Irgendjemand hatte gerufen „Halt ihn auf, die Polizei ist unterwegs“, erinnerte sich das Opfer im Zeugenstand. Also sei er dem Fremden gefolgt, habe ihn zum Anhalten aufgefordert. „Als ich ihn eingeholt hatte, standen wir uns mehrere Minuten schweigend gegenüber“, so der Kraftfahrer. „Ich spürte einen Bauchschlag.“ Sein Gegenüber sei daraufhin weggelaufen. „Dann ein Brennen im Bauch, und plötzlich war alles voll Blut“, sagte der Geschädigte.

Sie waren in der Tatnacht auf dem Rückweg von einer Party, berichtete der 17-jährige Zeuge über sich und seine Freunde.

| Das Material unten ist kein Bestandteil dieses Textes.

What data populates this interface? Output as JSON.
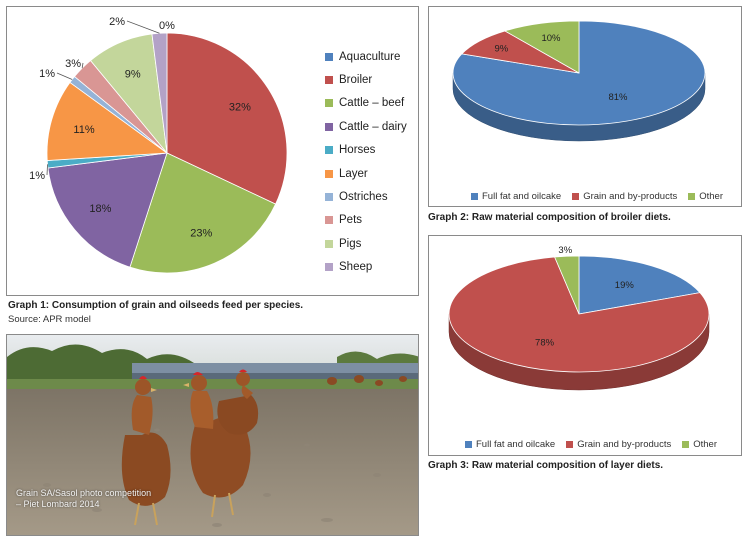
{
  "graph1": {
    "caption": "Graph 1: Consumption of grain and oilseeds feed per species.",
    "source": "Source: APR model",
    "chart_data": {
      "type": "pie",
      "title": "",
      "categories": [
        "Aquaculture",
        "Broiler",
        "Cattle – beef",
        "Cattle – dairy",
        "Horses",
        "Layer",
        "Ostriches",
        "Pets",
        "Pigs",
        "Sheep"
      ],
      "values": [
        0,
        32,
        23,
        18,
        1,
        11,
        1,
        3,
        9,
        2
      ],
      "value_labels": [
        "0%",
        "32%",
        "23%",
        "18%",
        "1%",
        "11%",
        "1%",
        "3%",
        "9%",
        "2%"
      ],
      "colors": [
        "#4f81bd",
        "#c0504d",
        "#9bbb59",
        "#8064a2",
        "#4bacc6",
        "#f79646",
        "#95b3d7",
        "#d99694",
        "#c3d69b",
        "#b3a2c7"
      ],
      "legend_position": "right"
    }
  },
  "graph2": {
    "caption": "Graph 2: Raw material composition of broiler diets.",
    "chart_data": {
      "type": "pie",
      "style": "3d",
      "title": "",
      "categories": [
        "Full fat and oilcake",
        "Grain and by-products",
        "Other"
      ],
      "values": [
        81,
        9,
        10
      ],
      "value_labels": [
        "81%",
        "9%",
        "10%"
      ],
      "colors": [
        "#4f81bd",
        "#c0504d",
        "#9bbb59"
      ],
      "legend_position": "bottom"
    }
  },
  "graph3": {
    "caption": "Graph 3: Raw material composition of layer diets.",
    "chart_data": {
      "type": "pie",
      "style": "3d",
      "title": "",
      "categories": [
        "Full fat and oilcake",
        "Grain and by-products",
        "Other"
      ],
      "values": [
        19,
        78,
        3
      ],
      "value_labels": [
        "19%",
        "78%",
        "3%"
      ],
      "colors": [
        "#4f81bd",
        "#c0504d",
        "#9bbb59"
      ],
      "legend_position": "bottom"
    }
  },
  "photo": {
    "credit_line1": "Grain SA/Sasol photo competition",
    "credit_line2": "– Piet Lombard 2014"
  }
}
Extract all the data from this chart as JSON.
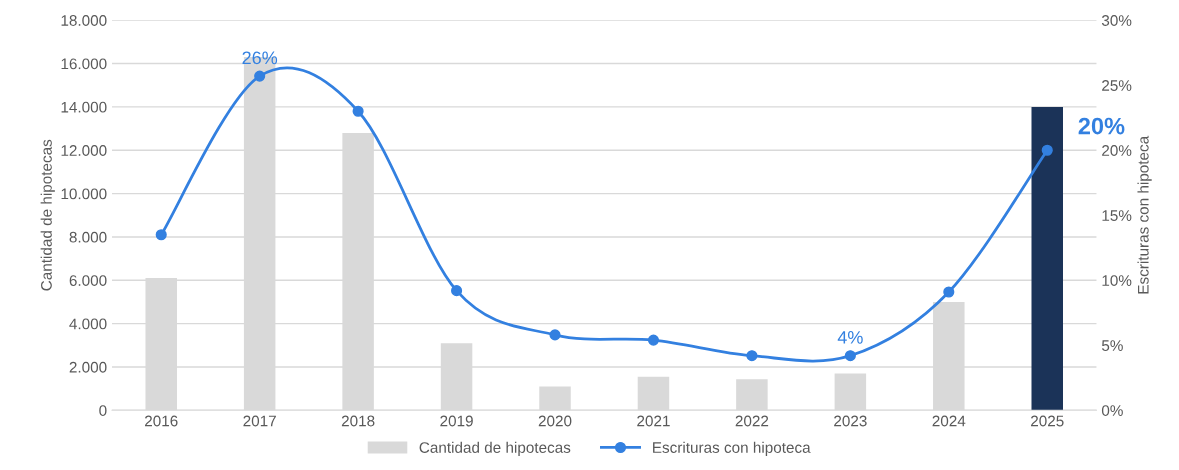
{
  "chart_data": {
    "type": "bar",
    "categories": [
      "2016",
      "2017",
      "2018",
      "2019",
      "2020",
      "2021",
      "2022",
      "2023",
      "2024",
      "2025"
    ],
    "ylabel": "Cantidad de hipotecas",
    "y2label": "Escrituras con hipoteca",
    "ylim": [
      0,
      18000
    ],
    "yticks": [
      {
        "value": 0,
        "label": "0"
      },
      {
        "value": 2000,
        "label": "2.000"
      },
      {
        "value": 4000,
        "label": "4.000"
      },
      {
        "value": 6000,
        "label": "6.000"
      },
      {
        "value": 8000,
        "label": "8.000"
      },
      {
        "value": 10000,
        "label": "10.000"
      },
      {
        "value": 12000,
        "label": "12.000"
      },
      {
        "value": 14000,
        "label": "14.000"
      },
      {
        "value": 16000,
        "label": "16.000"
      },
      {
        "value": 18000,
        "label": "18.000"
      }
    ],
    "y2lim": [
      0,
      30
    ],
    "y2ticks": [
      {
        "value": 0,
        "label": "0%"
      },
      {
        "value": 5,
        "label": "5%"
      },
      {
        "value": 10,
        "label": "10%"
      },
      {
        "value": 15,
        "label": "15%"
      },
      {
        "value": 20,
        "label": "20%"
      },
      {
        "value": 25,
        "label": "25%"
      },
      {
        "value": 30,
        "label": "30%"
      }
    ],
    "grid": "y",
    "legend": "bottom",
    "series": [
      {
        "name": "Cantidad de hipotecas",
        "color": "#d9d9d9",
        "colors": [
          "#d9d9d9",
          "#d9d9d9",
          "#d9d9d9",
          "#d9d9d9",
          "#d9d9d9",
          "#d9d9d9",
          "#d9d9d9",
          "#d9d9d9",
          "#d9d9d9",
          "#1b3358"
        ],
        "values": [
          6100,
          16300,
          12800,
          3100,
          1100,
          1550,
          1430,
          1700,
          5000,
          14000
        ]
      },
      {
        "name": "Escrituras con hipoteca",
        "type": "line",
        "axis": "y2",
        "color": "#3380e0",
        "marker": "circle",
        "line_style": "solid",
        "values": [
          13.5,
          25.7,
          23.0,
          9.2,
          5.8,
          5.4,
          4.2,
          4.2,
          9.1,
          20.0
        ],
        "value_labels": [
          null,
          "26%",
          null,
          null,
          null,
          null,
          null,
          "4%",
          null,
          "20%"
        ]
      }
    ]
  }
}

Als sie dem Angeklagten begegneten und „Moin“ riefen, sei dieser mit dem Messer auf sie losgegangen. „Ich habe versucht zu de-eskalieren, bin rückwärts gegangen und hatte dabei immer das Messer im Blick.“ Weil sich der Verfolger nicht abschütteln ließ, suchten sie Schutz bei den Erwachsenen. „Die drei waren ganz aufgeregt“, sagte eine Zeugin aus der Gruppe. „Sie hatten schon von Weitem gerufen, dass er sie in Ruhe lassen soll.“ Ob der Angeklagte zu dem Zeitpunkt schon ein Messer in der Hand hielt, konnte die Zeugin nicht sagen. „Er stand auf der anderen Straßenseite, und wir waren ja alle gut angeheitert.“

Mehr Klarheit sollen weitere Zeugenaussagen kommende Woche bringen.